The makings of a bad law

A low-profile bill making its way through Parliament almost unnoticed could have a seismic effect on the mortgage industry, writes Samantha Gale

The makings of a bad law
A seemingly  innocuous public protection bill is currently making the rounds in the Senate; if passed into law, it is likely to have a profound and unexpected impact on the mortgage industry. Bill S-237 proponent Senator Pierrette Ringuette seeks to amend the Criminal Code to reduce the criminal rate of interest from 60% to the Bank of Canada’s overnight rate plus 20% for non-business loans and mortgages.

The bill is complex and would create three classes of loans, subject to different rules:
  • Mortgages for residential purposes would be subject to a maximum interest rate of 20% above the Bank of Canada rate.
  • Mortgages for business purposes under $1 million would have no limits.
  • Mortgages for business purposes over $1 million would be subject to a maximum interest rate of 60%.
Justifying the proposed change, Senator Ringuette pointed to a case involving loans offered by credit repair companies. “They call your house,” she said. “They say, ‘If you have credit card debt, we can help you.’ I know – I got the call at my house. These are offered under the guise of rebuilding credit, but … fees and interest reached 50%. This case falls under the current limit of 60%.”

She went on to say, “Even if we’re outraged about that 50% interest rate, we can’t do anything because the Criminal Code says it’s OK up to 60% … By lowering the criminal interest rate, we can send a strong message that profiteering off the financially vulnerable of our society will not be tolerated.”

There appears to be little opposition to the bill. However, the mortgage industry needs to take a closer look at the proposal to determine if it works for mortgage lending.

What Senator Ringuette might not understand is that the courts have interpreted the concept of ‘interest’ broadly, making the Criminal Code prohibition somewhat ambiguous. Prosecuting criminal interest cases requires the expert services of an actuary to add to the contract interest rate upfront or commitment fees, fines, and expenses (including legal expenses), and then to apply these costs over the term of the loan. A lender can’t simply rely on the contract interest rate in evaluating whether the rate is prohibited by the Criminal Code.

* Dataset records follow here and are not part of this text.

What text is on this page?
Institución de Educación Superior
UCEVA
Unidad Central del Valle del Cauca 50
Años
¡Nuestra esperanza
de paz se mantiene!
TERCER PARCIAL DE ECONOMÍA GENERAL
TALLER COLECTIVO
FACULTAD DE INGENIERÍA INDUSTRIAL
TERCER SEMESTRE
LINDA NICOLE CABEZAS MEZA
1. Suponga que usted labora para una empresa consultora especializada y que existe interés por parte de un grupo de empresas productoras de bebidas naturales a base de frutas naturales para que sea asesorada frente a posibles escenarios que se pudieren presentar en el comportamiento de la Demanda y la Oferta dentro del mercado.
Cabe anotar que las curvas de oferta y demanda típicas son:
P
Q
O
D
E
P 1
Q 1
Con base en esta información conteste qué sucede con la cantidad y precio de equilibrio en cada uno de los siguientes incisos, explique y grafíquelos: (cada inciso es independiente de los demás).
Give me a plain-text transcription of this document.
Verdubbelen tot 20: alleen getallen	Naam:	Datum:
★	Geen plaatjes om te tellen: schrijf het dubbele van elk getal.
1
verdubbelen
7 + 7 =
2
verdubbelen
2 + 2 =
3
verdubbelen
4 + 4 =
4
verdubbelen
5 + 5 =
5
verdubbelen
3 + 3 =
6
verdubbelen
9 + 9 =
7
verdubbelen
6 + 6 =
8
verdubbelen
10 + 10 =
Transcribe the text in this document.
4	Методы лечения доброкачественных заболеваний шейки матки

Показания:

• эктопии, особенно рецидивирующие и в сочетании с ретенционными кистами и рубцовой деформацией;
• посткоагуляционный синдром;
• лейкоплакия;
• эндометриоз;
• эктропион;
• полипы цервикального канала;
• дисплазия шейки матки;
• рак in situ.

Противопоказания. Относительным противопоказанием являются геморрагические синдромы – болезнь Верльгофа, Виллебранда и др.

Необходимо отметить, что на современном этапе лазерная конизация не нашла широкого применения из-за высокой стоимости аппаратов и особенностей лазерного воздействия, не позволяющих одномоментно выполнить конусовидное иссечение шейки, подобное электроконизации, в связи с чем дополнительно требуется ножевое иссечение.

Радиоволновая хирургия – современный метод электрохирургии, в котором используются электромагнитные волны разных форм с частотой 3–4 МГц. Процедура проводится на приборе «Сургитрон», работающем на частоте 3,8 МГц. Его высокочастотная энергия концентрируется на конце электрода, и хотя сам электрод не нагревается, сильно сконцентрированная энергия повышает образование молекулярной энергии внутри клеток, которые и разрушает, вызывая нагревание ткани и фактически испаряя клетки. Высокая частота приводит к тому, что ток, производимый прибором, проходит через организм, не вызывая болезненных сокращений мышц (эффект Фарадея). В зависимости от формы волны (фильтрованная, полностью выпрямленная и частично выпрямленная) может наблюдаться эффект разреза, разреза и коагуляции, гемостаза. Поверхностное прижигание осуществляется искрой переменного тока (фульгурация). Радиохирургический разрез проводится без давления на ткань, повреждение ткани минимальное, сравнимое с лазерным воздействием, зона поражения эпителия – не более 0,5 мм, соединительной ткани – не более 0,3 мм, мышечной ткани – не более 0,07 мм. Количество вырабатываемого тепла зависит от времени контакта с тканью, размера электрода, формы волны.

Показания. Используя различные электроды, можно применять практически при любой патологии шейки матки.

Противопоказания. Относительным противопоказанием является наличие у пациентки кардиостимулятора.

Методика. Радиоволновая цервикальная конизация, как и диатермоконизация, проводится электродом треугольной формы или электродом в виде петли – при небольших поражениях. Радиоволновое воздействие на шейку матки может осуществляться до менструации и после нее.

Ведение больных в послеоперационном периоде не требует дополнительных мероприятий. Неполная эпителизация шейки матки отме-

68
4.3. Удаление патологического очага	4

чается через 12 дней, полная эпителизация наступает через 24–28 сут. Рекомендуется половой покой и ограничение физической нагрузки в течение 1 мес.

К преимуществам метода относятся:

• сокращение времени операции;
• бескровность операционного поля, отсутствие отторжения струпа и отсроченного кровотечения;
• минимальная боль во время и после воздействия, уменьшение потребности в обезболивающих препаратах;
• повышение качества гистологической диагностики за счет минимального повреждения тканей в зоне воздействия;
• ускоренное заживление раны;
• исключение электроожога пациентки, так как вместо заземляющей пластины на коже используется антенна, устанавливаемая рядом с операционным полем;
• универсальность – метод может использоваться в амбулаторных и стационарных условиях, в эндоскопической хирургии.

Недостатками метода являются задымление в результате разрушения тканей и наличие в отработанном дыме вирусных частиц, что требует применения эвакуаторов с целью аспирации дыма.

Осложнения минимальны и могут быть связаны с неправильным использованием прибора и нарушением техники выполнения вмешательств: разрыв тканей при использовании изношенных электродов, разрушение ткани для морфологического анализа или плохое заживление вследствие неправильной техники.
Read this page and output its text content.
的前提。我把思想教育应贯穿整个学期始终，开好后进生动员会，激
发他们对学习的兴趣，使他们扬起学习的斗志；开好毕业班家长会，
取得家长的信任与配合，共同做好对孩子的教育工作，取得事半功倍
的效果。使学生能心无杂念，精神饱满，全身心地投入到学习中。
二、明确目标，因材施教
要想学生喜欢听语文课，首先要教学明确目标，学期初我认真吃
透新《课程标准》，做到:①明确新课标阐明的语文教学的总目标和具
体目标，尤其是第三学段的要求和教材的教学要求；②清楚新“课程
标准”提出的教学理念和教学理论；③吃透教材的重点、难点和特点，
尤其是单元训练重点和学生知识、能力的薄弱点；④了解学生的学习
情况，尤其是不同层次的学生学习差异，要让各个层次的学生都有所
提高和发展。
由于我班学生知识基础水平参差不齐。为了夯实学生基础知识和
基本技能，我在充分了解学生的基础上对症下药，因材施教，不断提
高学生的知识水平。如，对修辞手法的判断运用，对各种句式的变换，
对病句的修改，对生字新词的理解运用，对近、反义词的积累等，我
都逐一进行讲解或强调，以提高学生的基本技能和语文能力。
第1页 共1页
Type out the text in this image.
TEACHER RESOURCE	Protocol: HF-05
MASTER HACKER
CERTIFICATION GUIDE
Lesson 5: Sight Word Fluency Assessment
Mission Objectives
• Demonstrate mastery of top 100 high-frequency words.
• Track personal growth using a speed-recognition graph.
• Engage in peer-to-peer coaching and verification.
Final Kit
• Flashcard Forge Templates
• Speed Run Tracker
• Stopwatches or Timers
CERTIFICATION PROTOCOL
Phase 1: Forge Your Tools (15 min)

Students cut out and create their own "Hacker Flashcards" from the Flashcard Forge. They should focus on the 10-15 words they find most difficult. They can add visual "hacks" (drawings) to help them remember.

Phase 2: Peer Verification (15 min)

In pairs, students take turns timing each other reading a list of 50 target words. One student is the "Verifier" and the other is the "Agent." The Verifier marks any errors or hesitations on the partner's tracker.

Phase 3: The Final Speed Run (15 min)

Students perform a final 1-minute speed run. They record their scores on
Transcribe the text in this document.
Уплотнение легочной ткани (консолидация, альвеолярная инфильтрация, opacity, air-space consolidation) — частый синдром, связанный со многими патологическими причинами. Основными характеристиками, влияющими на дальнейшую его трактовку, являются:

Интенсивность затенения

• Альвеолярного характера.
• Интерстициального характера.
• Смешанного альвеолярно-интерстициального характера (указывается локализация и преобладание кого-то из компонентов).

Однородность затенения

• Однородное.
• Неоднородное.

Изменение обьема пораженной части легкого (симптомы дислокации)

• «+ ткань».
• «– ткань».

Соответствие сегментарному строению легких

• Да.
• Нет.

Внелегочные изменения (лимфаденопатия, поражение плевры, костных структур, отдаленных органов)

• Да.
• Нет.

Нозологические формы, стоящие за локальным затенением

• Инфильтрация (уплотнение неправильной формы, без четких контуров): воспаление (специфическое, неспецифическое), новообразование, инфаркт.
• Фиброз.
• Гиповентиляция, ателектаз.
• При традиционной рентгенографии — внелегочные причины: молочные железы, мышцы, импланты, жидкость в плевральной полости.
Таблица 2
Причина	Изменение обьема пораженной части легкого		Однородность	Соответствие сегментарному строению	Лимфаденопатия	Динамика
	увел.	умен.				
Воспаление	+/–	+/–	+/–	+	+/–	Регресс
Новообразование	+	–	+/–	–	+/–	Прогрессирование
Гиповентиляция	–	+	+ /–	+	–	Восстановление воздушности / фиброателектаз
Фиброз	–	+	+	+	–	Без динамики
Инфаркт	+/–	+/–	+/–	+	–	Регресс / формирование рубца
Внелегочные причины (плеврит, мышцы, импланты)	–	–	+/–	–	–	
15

There is also ambiguity with the concepts of residential and business purposes, which trigger whether or not the criminal rate of interest prohibition applies. For example, an equity take out mortgage on a commercial property for the purposes of purchasing a family home is a ‘residential purpose’ under the criminal interest rate prohibition, even though the mortgage industry would consider this a commercial mortgage. Likewise, taking out a second mortgage on a residence to invest in a commercial enterprise is considered a mortgage for business purposes, even though the mortgage itself is residential. The challenge with consumer protection legislation is that it does not always mesh with business practices.

The creation of categories with arbitrary criteria dependent on ill-considered definitions makes Bill S-237 look more like bureaucratic regulation than criminal law. And we need to ask whether government should really be controlling lending rates using the heavy hand of criminal law. The concept of legal certainty requires that citizens have some clear idea as to what is unlawful so that they can regulate their own conduct. Bill S-237 fails this test, making it a bad law.

It goes without saying that the purpose of the Criminal Code is to prohibit criminal conduct, not to interfere with the capacity of parties to make sound contracts based on reasonable factors. It is reasonable for lenders to charge higher costs to borrowers who are higher-risk. As long as there is a commercial rationale to justify the rate and other costs, the Criminal Code has no business interfering with the transaction. It is quite conceivable that a high-risk borrower might attract an interest rate of over 20%.

There are, of course, loans that are so exorbitant, they lack any commercial rationale. But extortionate lending conduct is already prohibited under existing offences relating to extortion and racketeering. Perhaps rather than churning complex regulatory rules into criminal law, we should determine whether criminal interest prohibitions are really needed at all.

Samantha Gale is the CEO of CMBA-BC and serves as executive director of its  umbrella organization, CMBA. Gale practiced law prior to a 15-year stint at FICOM.